Here is the decision in honest terms: This is a Christian country with Christian traditions and one of those is Christian prayer before during or after government meetings. So therefore, because that is what the drafters of the Constitution had expectations of, it is OK now to continue it.

Instead they decided to try to obfuscate that truth under some ridiculous BS about invoking some “universal themes” which is contrary to their previous statement that government officials should not be in the business of editing speech for prayer invocations…which of they are doing by saying it is fine to say things like

“We look with anticipation to the celebration of Holy Week and Easter. It is in the solemn events of next week that we find the very heart and center of our Christian faith. We acknowledge the saving sacrifice of Jesus Christ on the cross. We draw strength, vitality, and confidence from his resurrection at Easter. . . . :”

Gee, that is really a designation of a state religion, especially when you hear it only 98 out of every 100 prayers.
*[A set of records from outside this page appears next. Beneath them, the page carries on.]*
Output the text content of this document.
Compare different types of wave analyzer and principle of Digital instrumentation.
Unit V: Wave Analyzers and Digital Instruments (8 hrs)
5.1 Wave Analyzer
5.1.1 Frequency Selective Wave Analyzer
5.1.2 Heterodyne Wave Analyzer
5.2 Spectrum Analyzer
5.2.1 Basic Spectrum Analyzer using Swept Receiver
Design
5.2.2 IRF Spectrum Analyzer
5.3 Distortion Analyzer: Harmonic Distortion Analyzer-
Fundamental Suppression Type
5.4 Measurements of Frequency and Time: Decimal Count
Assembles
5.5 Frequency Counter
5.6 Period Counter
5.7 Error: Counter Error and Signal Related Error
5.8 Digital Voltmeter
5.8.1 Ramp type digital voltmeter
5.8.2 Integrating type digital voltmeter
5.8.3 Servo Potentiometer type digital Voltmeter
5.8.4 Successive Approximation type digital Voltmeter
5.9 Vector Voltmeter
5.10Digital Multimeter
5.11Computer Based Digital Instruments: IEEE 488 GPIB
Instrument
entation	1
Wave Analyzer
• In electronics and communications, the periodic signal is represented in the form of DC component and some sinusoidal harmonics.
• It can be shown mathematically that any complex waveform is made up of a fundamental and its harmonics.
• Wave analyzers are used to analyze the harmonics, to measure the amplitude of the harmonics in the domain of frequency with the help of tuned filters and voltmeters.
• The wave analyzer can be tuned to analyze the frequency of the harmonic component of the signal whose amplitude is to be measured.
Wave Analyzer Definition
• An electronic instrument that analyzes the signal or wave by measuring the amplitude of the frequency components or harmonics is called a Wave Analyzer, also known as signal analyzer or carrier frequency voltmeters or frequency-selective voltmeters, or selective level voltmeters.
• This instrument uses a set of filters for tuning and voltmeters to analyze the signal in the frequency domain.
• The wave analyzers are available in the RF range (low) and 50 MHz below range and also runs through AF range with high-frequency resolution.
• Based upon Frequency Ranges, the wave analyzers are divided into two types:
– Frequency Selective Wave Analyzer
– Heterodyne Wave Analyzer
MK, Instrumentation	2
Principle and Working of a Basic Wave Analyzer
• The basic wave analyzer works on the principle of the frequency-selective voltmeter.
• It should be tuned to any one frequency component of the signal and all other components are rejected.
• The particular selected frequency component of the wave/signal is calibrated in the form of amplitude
Yes, and the letter about Benghazi was not about Benghazi.

georgealbert on May 6, 2014 at 6:11 AM

Did you read the decisions?
georgealbert on May 6, 2014 at 6:11 AM

Did you?

For example, see your strawman about “school” above & my response from the decision itself.

This is not saying the “government” can praise God, or that Government officials (in their official capacity) can dictate correct or incorrect faith claims.

This decision acknowledges the historical practice of allowing individuals to offer religious statements or prayers according their own religious convictions, in this case in an invocation prior to beginning a meeting (similar to the practices of the actual Founders who wrote the Constitution itself…)

What is illogical is the pretzel libs/progressives try to twist us all into by essentially asserting “yes, it’s true that many of the Founders allowed and encouraged prayer in public settings. However, because they included a Religious Freedom right in the Bill of Rights to the Constitution, and because Jefferson wrote a letter to the Danbury Baptists citing a ‘Wall of Separation,’ no one is allowed to refer to God in any public/governmental setting.”

Um, no.

cs89 on May 6, 2014 at 6:56 AM

“and because Jefferson wrote a letter to the Danbury Baptists citing a ‘Wall of Separation,’ no one is allowed to refer to God in any public/governmental setting.”

Which is interesting because Jefferson had nothing to do with drafting or implementing the Bill of Rights.

tommyboy on May 6, 2014 at 7:16 AM

“and because Jefferson wrote a letter to the Danbury Baptists citing a ‘Wall of Separation,’ no one is allowed to refer to God in any public/governmental setting.”

 
Which is interesting because Jefferson had nothing to do with drafting or implementing the Bill of Rights.
 
tommyboy on May 6, 2014 at 7:16 AM

 
Also interesting is how those very same people believe similar letters shouldn’t have any influence on 2nd Amendment interpretations.

rogerb on May 6, 2014 at 8:27 AM

As long as no one’s formally barred from delivering the prayer because of their faith, you’re within the law — for now, at least. All of these hot-button Supreme Court rulings are one conservative vacancy away from being overturned.

Which is why it’s so desperately important that we regain control of the Senate this year, and add the White House in 2016. One vote changed, would have lost the First Amendment, the Second Amendment, etc. And don’t think the Progressives don’t know this!